NoD: Alanant-O-Wamiowee

Maysville, KY
Historic Marker #84; Maysville, Ky.

Kentucky Historic Marker #84 states that

Ancient buffalo trace carved in the wilderness by prehistoric animals seeking salt. Trace was later used by buffaloes, mound builders, Indians and pioneer settlers. Also known as Warrior’s Trace.
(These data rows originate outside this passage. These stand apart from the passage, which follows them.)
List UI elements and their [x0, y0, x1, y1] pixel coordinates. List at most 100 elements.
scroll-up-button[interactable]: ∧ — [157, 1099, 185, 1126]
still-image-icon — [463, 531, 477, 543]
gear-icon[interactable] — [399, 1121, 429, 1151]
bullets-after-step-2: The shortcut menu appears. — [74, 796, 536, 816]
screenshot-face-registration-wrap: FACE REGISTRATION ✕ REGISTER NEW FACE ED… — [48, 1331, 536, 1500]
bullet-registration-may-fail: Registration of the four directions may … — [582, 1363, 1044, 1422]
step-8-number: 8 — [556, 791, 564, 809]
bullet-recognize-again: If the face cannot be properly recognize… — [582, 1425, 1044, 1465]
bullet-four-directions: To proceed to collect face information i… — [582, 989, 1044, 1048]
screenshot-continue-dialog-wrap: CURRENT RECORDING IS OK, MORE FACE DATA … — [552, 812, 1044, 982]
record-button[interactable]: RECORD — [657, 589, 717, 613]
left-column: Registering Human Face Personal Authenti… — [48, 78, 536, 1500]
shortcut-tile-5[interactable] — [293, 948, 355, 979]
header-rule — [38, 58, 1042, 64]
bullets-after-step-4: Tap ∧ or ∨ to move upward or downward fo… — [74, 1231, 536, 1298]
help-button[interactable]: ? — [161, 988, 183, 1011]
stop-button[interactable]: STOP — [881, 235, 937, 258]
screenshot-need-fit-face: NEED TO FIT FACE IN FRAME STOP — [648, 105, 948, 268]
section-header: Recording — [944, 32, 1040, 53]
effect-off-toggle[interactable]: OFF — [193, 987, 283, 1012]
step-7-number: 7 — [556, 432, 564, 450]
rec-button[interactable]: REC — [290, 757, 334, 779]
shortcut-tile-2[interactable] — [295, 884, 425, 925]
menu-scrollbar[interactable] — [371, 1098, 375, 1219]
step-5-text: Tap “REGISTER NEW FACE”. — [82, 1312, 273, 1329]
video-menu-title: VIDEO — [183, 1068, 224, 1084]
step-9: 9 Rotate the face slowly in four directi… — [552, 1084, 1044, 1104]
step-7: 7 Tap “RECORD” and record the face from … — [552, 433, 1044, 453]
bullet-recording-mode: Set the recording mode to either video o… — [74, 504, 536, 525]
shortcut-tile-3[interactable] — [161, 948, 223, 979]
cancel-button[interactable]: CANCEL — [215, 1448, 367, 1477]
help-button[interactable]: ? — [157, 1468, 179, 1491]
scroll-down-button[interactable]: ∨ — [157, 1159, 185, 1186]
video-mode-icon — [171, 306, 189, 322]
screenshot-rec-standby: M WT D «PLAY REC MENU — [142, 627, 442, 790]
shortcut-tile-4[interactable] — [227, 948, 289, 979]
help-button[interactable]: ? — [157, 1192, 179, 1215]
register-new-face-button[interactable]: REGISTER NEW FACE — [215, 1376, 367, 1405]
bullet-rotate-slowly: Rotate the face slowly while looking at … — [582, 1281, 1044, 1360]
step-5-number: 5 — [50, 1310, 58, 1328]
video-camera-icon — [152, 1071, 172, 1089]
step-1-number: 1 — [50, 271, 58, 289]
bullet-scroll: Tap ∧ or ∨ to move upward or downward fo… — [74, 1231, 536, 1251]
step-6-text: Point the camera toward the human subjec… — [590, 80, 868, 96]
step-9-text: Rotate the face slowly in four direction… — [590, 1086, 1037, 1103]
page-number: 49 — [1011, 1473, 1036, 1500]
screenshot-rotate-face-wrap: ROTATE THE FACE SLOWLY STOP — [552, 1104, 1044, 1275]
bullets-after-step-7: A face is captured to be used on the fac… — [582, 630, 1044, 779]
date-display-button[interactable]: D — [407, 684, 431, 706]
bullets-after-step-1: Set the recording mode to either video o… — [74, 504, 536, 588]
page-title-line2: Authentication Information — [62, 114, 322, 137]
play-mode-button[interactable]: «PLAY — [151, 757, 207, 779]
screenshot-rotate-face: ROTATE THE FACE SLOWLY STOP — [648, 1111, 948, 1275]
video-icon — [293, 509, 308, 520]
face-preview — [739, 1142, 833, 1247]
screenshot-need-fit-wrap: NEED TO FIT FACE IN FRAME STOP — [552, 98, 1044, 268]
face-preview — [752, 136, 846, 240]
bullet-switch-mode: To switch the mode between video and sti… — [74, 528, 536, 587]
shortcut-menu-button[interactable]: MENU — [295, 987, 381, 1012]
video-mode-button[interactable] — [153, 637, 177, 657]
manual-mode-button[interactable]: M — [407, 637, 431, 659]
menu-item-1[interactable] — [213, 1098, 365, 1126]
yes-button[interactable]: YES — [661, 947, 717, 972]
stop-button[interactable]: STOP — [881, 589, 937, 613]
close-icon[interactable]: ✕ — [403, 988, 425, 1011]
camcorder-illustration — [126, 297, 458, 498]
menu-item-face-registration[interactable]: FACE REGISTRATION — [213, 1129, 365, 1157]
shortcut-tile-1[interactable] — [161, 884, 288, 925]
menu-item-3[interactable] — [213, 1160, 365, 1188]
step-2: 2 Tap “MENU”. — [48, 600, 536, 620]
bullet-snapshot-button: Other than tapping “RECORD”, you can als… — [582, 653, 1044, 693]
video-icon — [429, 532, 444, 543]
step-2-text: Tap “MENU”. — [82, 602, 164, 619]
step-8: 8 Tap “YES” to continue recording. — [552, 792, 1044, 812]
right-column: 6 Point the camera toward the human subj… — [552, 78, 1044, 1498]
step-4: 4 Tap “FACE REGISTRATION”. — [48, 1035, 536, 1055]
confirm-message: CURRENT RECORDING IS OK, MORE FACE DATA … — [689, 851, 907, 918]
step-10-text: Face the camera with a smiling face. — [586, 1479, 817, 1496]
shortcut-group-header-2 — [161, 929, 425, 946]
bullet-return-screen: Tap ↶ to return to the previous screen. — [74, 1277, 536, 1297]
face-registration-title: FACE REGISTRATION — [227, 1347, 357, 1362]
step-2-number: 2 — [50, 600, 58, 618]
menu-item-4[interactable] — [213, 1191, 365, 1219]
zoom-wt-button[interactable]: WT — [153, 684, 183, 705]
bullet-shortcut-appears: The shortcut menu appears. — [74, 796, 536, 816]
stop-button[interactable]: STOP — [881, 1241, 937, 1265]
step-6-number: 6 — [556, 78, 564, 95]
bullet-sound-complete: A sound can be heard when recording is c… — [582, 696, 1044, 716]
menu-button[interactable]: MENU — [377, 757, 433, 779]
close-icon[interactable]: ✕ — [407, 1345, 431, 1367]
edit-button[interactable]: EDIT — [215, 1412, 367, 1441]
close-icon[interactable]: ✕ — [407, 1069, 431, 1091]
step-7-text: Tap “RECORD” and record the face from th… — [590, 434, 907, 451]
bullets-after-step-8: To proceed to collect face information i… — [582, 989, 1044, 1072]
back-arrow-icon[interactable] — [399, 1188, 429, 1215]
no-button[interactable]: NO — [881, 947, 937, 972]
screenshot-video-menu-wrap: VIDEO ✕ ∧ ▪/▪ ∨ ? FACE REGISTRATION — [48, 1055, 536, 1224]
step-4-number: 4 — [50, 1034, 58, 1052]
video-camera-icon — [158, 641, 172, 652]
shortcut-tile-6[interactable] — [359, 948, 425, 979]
There are a couple of conflicting reports regarding the path of this particular trace. The historic marker, as well as Filson’s 1784 map, identify this trace as the “Warrior’s Trace” which generally heads south from Limestone n/k/a Maysville southeast before cutting through the Cumberland Gap; this is likely correct. But there are other sources, including the Kentucky Encyclopedia, labeling the Alanant-O-Wamiowee as the which have it going through what is now Big Bone Lick and crossing the Kentucky River near Leestown. This buffalo trace is located near and lends its name to what is now the Buffalo Trace Distillery. A third trace nearly paralleled the first until it reached the Blue Licks to turn southwest toward Lexington.

Regardless of the course, these traces were wide swathes of land cut into forest and leaving permanent paths where the large bison (and their now-extinct sister-species) would migrate. The paths were later used by armies and settlers, and more recently as road beds.